Je pourrais vous parler de la santé de mes grands-parents (préoccupante), de la taille de mon foie (en augmentation constante) ou de ce que toute ma famille me met désormais la pression pour que je me trouve une copine aussi mignone et sympathique que celle de mon frérot.
Je n'en ferai rien, vous vous en doutez. J'ai des choses importantes à communiquer au monde, un leg à laisser à l'humanité, un peu de sagesse à transmettre. C'est à cela que sert ce blog : à l'essentiel, toujours ! tel est mon mot d'ordre.

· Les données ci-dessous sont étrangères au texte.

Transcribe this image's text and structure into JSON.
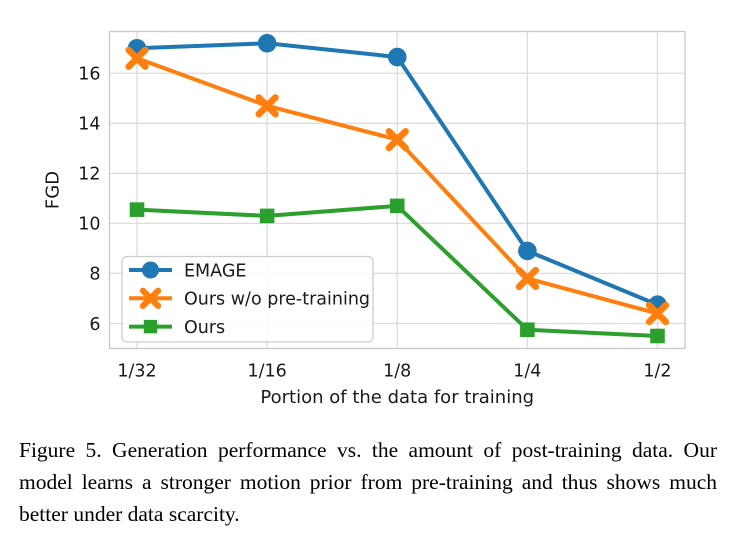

La viande en sauce est un plat qui se mange chaud
Le progrès technique aidant, le prix des matériaux baisse et, l'ascension sociale aidant, le pouvoir d'achat de certains augmente. Au croisement de cela se trouvent des familles - ma famille - qui, avant de l'argenterie, acquierent de l'inoxerie et, avant du savoir-vivre, des prétentions. Ainsi, il est impensable de servir le sanglier au vin dans le plat de cuisson : viande et sauce se retrouvent dans un de ces putains de plats en inox. Y a-t-il plus glouton en calorie que l'inox ? Progrès notable cette année, cependant. J'ai convaincu ma mère de mettre cette cochonnerie quelques minutes au four avant qu'elle ne le remplît. J'ai ainsi eu confirmation d'une vieille intuition : le gibier en sauce, accompagné de marrons, est nettement meilleur chaud que froid.
C'était mon petit émerveillement culinaire du week-end.
Les queer studies, ce n'est pas qu'une question de décoration
D'autre l'ont dit mieux et plus tôt que moi mais, une des bases de la fiction, c'est l'identification au héros. Application simpliste aux minorités : les catholiques anglais lisent David Lodge ou Evelyn Waugh, les irlandais qui en ont marre de l'Irlande Robert McLiam Wilson et les pédés Armistead Maupin, Stephen McCauley et Oscar Wilde. Évidemment, les bons auteurs parlent du tout même quand ils parlent de la partie. Les pédés de McCauley, c'est mon père et ma mère. Les aristocrates de Waugh ou Wilde, c'est mon père et ma mère. Le clochard irlandais de McLiam Wilson, c'est mon père et ma mère, aussi.
Et puis il y a des grands auteurs qui parlent du tout en parlant du tout. Qui abordent le tout de front, l'embrassent, le toisent. Qui voient l'humanité dans un peuple, un peuple dans une armée et une armée dans un général. Il y a Homére. Il y a Hugo - je viens de relire Les Misérables. Il y a tout dans les Misérables. Il y a l'amour et il y a des plans d'amélioration des égouts de Paris. Il y a l'idéal révolutionnaire et il y a une critique des nouvelles modes concernant les mariages. Il y a Waterloo et il y a ce vieux grigou d'Hugo écrivant que la chambre d'une jeune fille est un lieu où l'auteur n'ose mettre le pied.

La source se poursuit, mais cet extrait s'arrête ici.